Other vaccines have been in development but have not yet been approved. One of the issues obviously is variant variability, resulting in a relatively narrow efficacy for a specific vaccine. Given the recent success of mRNA vaccines against Covid and the relative ease with which they can be produced, it is tempting to imagine a multivalent Ebola vaccine containing mRNA for all the variant Ebola GPs, and perhaps including mRNA for VP40. Relevant to this, a recent report showed several GP mRNA vaccines to be 100% protective in a guinea pig animal model(6). This seems a promising avenue for further development. Better approaches are needed.

1. Jun, S.R., et al., Ebolavirus comparative genomics.
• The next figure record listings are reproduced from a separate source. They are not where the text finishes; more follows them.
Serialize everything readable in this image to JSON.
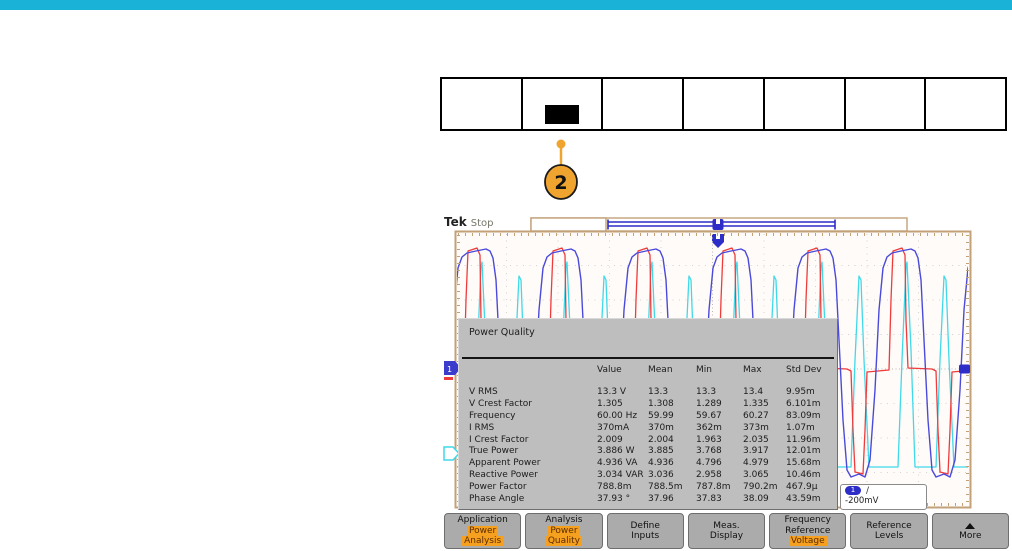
{
  "page": {
    "top_bar_color": "#1bb2d8"
  },
  "front_panel": {
    "cell_count": 7,
    "pressed_cell": 2,
    "callout_number": "2",
    "callout_color": "#f0a430"
  },
  "scope": {
    "brand": "Tek",
    "acq_status": "Stop",
    "measurement_panel": {
      "title": "Power Quality",
      "columns": [
        "Value",
        "Mean",
        "Min",
        "Max",
        "Std Dev"
      ],
      "rows": [
        [
          "V RMS",
          "13.3 V",
          "13.3",
          "13.3",
          "13.4",
          "9.95m"
        ],
        [
          "V Crest Factor",
          "1.305",
          "1.308",
          "1.289",
          "1.335",
          "6.101m"
        ],
        [
          "Frequency",
          "60.00 Hz",
          "59.99",
          "59.67",
          "60.27",
          "83.09m"
        ],
        [
          "I RMS",
          "370mA",
          "370m",
          "362m",
          "373m",
          "1.07m"
        ],
        [
          "I Crest Factor",
          "2.009",
          "2.004",
          "1.963",
          "2.035",
          "11.96m"
        ],
        [
          "True Power",
          "3.886 W",
          "3.885",
          "3.768",
          "3.917",
          "12.01m"
        ],
        [
          "Apparent Power",
          "4.936 VA",
          "4.936",
          "4.796",
          "4.979",
          "15.68m"
        ],
        [
          "Reactive Power",
          "3.034 VAR",
          "3.036",
          "2.958",
          "3.065",
          "10.46m"
        ],
        [
          "Power Factor",
          "788.8m",
          "788.5m",
          "787.8m",
          "790.2m",
          "467.9µ"
        ],
        [
          "Phase Angle",
          "37.93 °",
          "37.96",
          "37.83",
          "38.09",
          "43.59m"
        ]
      ]
    },
    "trigger_readout": {
      "channel": "1",
      "slope": "∕",
      "level": "-200mV"
    },
    "menu_buttons": [
      {
        "id": "application",
        "title_lines": [
          "Application"
        ],
        "selection_lines": [
          "Power",
          "Analysis"
        ]
      },
      {
        "id": "analysis",
        "title_lines": [
          "Analysis"
        ],
        "selection_lines": [
          "Power",
          "Quality"
        ]
      },
      {
        "id": "define-inputs",
        "title_lines": [
          "Define",
          "Inputs"
        ],
        "selection_lines": []
      },
      {
        "id": "meas-display",
        "title_lines": [
          "Meas.",
          "Display"
        ],
        "selection_lines": []
      },
      {
        "id": "frequency-reference",
        "title_lines": [
          "Frequency",
          "Reference"
        ],
        "selection_lines": [
          "Voltage"
        ]
      },
      {
        "id": "reference-levels",
        "title_lines": [
          "Reference",
          "Levels"
        ],
        "selection_lines": []
      },
      {
        "id": "more",
        "title_lines": [
          "More"
        ],
        "selection_lines": [],
        "icon": "up-triangle"
      }
    ],
    "colors": {
      "ch1_blue": "#4a4ada",
      "ch2_red": "#ee3b3b",
      "math_cyan": "#3fd9ea",
      "graticule_border": "#c2a179",
      "record_bar_blue": "#2d2dc8",
      "menu_highlight": "#f5a01e",
      "panel_gray": "#bebebe"
    }
  }
}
FEMS Microbiol Rev, 2015. 39(5): p. 764-78.

2. Becquart, P., et al., Identification of continuous human B-cell epitopes in the VP35, VP40, nucleoprotein and glycoprotein of Ebola virus. PLoS One, 2014. 9(6): p. e96360.

3. Sobarzo, A., et al., Profile and persistence of the virus-specific neutralizing humoral immune response in human survivors of Sudan ebolavirus (Gulu). J Infect Dis, 2013. 208(2): p. 299-309.

4. de La Vega, M.A., et al., The multiple roles of sGP in Ebola pathogenesis. Viral Immunol, 2015. 28(1): p. 3-9.

5. Ning, Y.J., et al., The roles of ebolavirus glycoproteins in viral pathogenesis. Virol Sin, 2017. 32(1): p. 3-15.

6. Meyer, M., et al., Modified mRNA-Based Vaccines Elicit Robust Immune Responses and Protect Guinea Pigs From Ebola Virus Disease. J Infect Dis, 2018. 217(3): p. 451-455.